Brussels gives environmentalists €87 million to support expensive energy taxes

The TaxPayers’ Alliance can reveal that €87 million has been handed to environmentalist campaigns in the UK and the rest of the European Union in the last ten years. British taxpayers have contributed to this budget.

Taxpayers are paying twice: once for the grants, and again in higher energy bills caused by successful environmentalist campaigns for energy taxes and new regulations.
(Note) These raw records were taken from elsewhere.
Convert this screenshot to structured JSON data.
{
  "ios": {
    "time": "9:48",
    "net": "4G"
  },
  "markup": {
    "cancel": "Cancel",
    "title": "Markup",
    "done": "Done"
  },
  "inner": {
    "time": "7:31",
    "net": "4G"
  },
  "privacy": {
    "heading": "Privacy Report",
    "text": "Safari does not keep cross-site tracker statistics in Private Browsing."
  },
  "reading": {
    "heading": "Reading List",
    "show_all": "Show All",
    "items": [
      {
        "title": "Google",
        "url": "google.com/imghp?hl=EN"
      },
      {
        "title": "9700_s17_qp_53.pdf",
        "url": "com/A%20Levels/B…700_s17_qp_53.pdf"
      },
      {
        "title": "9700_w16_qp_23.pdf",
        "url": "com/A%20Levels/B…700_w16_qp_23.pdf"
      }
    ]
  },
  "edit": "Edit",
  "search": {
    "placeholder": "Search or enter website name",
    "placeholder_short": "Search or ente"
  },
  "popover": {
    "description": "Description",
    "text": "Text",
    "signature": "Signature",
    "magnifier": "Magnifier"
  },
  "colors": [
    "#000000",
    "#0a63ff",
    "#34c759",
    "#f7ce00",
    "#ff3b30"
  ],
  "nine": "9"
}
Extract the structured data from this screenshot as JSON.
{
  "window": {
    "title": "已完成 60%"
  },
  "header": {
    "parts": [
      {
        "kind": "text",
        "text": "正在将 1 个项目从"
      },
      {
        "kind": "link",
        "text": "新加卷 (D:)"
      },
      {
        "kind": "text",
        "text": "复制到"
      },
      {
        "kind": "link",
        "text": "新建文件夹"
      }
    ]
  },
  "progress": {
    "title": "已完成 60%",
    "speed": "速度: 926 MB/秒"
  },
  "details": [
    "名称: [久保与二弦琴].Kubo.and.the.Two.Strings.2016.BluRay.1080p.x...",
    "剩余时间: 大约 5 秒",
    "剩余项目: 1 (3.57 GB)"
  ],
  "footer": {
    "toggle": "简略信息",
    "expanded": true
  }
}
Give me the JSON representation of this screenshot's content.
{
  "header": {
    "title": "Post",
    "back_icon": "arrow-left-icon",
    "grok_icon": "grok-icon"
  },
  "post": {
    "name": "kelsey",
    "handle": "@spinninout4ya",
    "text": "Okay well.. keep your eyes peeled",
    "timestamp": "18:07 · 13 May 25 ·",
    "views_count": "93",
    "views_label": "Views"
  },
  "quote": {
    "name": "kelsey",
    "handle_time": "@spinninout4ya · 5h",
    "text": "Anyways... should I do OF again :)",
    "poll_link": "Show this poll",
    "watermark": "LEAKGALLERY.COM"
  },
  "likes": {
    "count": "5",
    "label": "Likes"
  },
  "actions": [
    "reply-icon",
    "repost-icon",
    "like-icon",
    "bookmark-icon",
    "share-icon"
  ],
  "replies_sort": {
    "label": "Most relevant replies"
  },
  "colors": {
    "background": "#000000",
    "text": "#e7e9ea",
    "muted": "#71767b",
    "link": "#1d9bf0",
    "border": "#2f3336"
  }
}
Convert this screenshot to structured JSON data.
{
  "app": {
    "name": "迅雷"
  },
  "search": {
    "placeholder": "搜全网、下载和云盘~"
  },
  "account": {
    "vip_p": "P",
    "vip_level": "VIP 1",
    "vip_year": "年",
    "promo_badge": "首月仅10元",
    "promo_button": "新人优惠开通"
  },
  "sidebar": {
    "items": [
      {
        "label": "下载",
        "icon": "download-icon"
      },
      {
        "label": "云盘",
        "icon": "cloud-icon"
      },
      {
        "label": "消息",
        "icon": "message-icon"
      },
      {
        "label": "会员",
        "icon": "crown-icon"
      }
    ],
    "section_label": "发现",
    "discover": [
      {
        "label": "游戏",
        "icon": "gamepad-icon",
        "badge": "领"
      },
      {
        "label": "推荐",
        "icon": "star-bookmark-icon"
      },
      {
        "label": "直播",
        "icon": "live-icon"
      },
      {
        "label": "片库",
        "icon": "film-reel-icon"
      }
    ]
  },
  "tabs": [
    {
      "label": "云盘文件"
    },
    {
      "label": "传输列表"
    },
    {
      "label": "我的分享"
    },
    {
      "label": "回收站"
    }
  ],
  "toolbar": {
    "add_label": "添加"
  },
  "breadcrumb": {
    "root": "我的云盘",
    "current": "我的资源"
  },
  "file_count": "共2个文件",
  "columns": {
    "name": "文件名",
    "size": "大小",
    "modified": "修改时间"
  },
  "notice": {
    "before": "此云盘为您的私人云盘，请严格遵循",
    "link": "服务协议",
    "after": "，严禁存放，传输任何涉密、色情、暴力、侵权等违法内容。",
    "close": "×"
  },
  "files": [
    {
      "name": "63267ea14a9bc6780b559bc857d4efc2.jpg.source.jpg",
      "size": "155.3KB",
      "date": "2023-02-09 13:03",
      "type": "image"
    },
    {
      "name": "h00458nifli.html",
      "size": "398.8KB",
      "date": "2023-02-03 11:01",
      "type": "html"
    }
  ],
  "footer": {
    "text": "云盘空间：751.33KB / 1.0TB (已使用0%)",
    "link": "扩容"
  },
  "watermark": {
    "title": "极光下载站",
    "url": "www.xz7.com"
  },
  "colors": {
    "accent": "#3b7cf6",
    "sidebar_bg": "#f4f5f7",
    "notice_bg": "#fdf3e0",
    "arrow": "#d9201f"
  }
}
The key findings of the TPA research (pages 10-13) are:

  • A total of €86.5 million has been given to a range of environmental groups by the European Commission over the past 10 years
  • 34 groups have been given more than €1 million
  • The European Environmental Bureau (EEB) was the group that received the most funding from the European Commission, €8.3 million
  • Friends of the Earth has received the second most: €7.6 million
  • Birdlife International has received the third most funding: €3.8 million


Many of the environmental groups are heavily reliant on EU funding:

  • The European Commission provided 57 per cent of Friends of the Earth Europe’s funding in 2015
  • The European Commission provided 49 per cent of Pesticide Action Network Europe’s funding in 2015


This funding is an unfair subsidy at the expense of many people who may not agree with the environmentalist campaigns’ objectives:

  • Many environmentalist campaigns are largely funded with money raised in taxes and have an increasingly direct role in public sector decision making. Their status as true non-governmental organisations has been undermined and they should be subject to greater transparency
  • Environmentalist campaigning often ends up colluding with commercial interests. Groups pressing for greater regulations create profits for some businesses and costs for others. Those costs are often passed on to consumers
  • Taxpayer funded lobbying and political campaigning does not represent any independent economic or popular interest. It promotes the priorities of politicians or officials and allows them to cement or expand their existing influence. It acts to reinforce existing political judgements


John O'Connell, chief executive of the TaxPayers' Alliance, said:

"It is wasteful and inappropriate for Brussels to spend our money funding their pet environmentalist projects and groups. This a poor attempt to give subsidies for special interests in favoured industries a veneer of democratic accountability. We all want cheap, clean energy and that will come about by more research and innovation, not by Eurocrats doling out taxpayers' hard-earned cash to environmental lobbyists in Brussels."